Il Consiglio di Stato di Neuchâtel ha posto in consultazione un progetto di regolamento di applicazione per il salario minimo, fissato a 20 franchi all'ora. L'attuazione del nuovo regolamento, dovrebbe partire da novembre, rendendo così i neocastellani il primo Cantone a disporre di una legge che fissa una busta paga minima. Eppure anche in Ticino il salario minimo è un tema sul tavolo del Governo, ormai da due anni, a seguito dell'approvazione dell'iniziativa “Salviamo il lavoro in Ticino”.
"Evidentemente in Ticino si fa di tutto per mettere i bastoni tra le ruote all'iniziativa dei Verdi e approvata dalla popolazione ticinese", commenta Jessica Bottinelli, co-coordinatrice dei Verdi ticinesi.
E chi starebbe ostacolando la vostra iniziativa sui salari minimi?E' chiaro che è maggiore l'attenzione al mondo dell'imprenditoria rispetto alla gente comune, che viene messa sempre in secondo piano anche se avrebbe bisogno come il pane di vedere applicata una legge sui salari minimi. E sono scandalizzata dalle ultime uscite del Governo che ha chiesto una nuova perizia nonostante il Tribunale Federale si sia espresso sul tema. Non capisco perché si stiano dilatando a oltranza i tempi dell'applicazione e non si voglia seriamente procedere nel rispettare la volontà popolare.
Non sarebbe l'unica iniziativa che negli ultimi tempi non vede la sua piena applicazione.L'impressione è che la volontà popolare non venga mai rispettata. O perlomeno c'è chi la considera a geometria variabile, a seconda dell'interesse che si vuole difendere. Ma è giunto il momento di dire basta a chi ci continua a dire che la nostra è un'economia sana e florida, magari con dati alla mano che rispecchiano tante cose, tranne la realtà dei fatti. Ogni riferimento agli studi dell'Ire e le statistiche della SECO non sono puramente casuali... La realtà è molto più complessa che qualche numero e vede sempre più persone finire in disoccupazione e faticare a tirare avanti fino a fine mese.
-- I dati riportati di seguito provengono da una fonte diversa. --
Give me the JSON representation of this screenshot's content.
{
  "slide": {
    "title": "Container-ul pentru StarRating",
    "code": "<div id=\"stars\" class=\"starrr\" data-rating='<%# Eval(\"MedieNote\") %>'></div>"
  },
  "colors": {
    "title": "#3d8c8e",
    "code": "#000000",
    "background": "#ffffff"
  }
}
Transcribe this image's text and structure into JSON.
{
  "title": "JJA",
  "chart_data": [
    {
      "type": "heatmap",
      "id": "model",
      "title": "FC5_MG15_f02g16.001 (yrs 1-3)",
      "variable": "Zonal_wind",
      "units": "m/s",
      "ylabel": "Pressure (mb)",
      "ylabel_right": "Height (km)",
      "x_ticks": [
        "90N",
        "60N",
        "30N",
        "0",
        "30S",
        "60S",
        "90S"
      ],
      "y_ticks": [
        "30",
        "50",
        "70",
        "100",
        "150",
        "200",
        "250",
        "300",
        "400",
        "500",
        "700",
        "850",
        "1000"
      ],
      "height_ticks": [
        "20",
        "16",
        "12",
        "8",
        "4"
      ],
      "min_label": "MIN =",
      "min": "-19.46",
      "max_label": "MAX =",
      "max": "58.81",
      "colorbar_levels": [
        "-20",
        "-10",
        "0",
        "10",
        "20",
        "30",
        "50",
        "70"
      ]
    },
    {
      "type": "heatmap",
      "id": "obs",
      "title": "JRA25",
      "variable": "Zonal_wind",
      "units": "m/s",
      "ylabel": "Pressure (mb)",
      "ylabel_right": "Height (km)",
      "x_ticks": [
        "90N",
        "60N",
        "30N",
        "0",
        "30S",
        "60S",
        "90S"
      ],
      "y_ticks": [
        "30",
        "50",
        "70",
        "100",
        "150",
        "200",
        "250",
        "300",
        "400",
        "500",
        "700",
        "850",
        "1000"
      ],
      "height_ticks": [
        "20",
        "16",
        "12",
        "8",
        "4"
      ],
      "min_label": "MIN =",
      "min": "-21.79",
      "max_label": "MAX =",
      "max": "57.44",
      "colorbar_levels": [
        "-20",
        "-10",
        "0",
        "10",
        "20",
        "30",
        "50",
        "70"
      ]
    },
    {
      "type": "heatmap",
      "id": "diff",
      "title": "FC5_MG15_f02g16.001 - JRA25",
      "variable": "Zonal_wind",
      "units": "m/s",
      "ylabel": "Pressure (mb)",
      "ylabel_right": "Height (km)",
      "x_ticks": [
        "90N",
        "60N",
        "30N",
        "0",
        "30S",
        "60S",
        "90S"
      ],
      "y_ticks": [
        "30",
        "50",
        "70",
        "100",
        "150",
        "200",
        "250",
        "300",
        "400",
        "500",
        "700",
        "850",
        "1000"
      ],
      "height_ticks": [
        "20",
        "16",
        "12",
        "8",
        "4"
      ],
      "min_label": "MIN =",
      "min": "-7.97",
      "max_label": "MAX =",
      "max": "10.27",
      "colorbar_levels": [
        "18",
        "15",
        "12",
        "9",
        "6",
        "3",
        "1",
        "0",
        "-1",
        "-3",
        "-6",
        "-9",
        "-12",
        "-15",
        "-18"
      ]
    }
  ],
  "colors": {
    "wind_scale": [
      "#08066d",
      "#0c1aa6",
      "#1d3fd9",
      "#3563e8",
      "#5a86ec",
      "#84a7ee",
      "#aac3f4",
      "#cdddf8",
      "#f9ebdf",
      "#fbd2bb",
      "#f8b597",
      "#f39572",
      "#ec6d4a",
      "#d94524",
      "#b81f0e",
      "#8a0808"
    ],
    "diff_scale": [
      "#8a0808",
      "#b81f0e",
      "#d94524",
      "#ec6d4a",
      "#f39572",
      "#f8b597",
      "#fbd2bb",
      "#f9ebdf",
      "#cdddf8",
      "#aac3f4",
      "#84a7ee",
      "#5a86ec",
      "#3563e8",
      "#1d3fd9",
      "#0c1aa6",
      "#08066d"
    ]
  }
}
Un salario minimo sarebbe davvero una soluzione ai problemi dei lavoratori ticinesi o, come sostiene Bignasca oggi al CdT, sarebbe solo un regalo ai frontalieri?Non credo proprio sia un regalo ai frontalieri: sono oltre 65mila, possibile che tutti loro abbiano qualifiche superiori ai ticinesi o magari qualcuno viene assunto soltanto per il suo basso costo? Non so se il salario minimo sia la soluzione definitiva, ma di certo è un primo e concreto passo in avanti.
Avete annunciato che siete pronti a raccogliere le firme.Ci mancherebbe altro. Una volta per tutte il Governo dovrà prendere atto della volontà popolare. Non facciano finta che i problemi non ci siano e comincino ad affrontare con determinazione i problemi.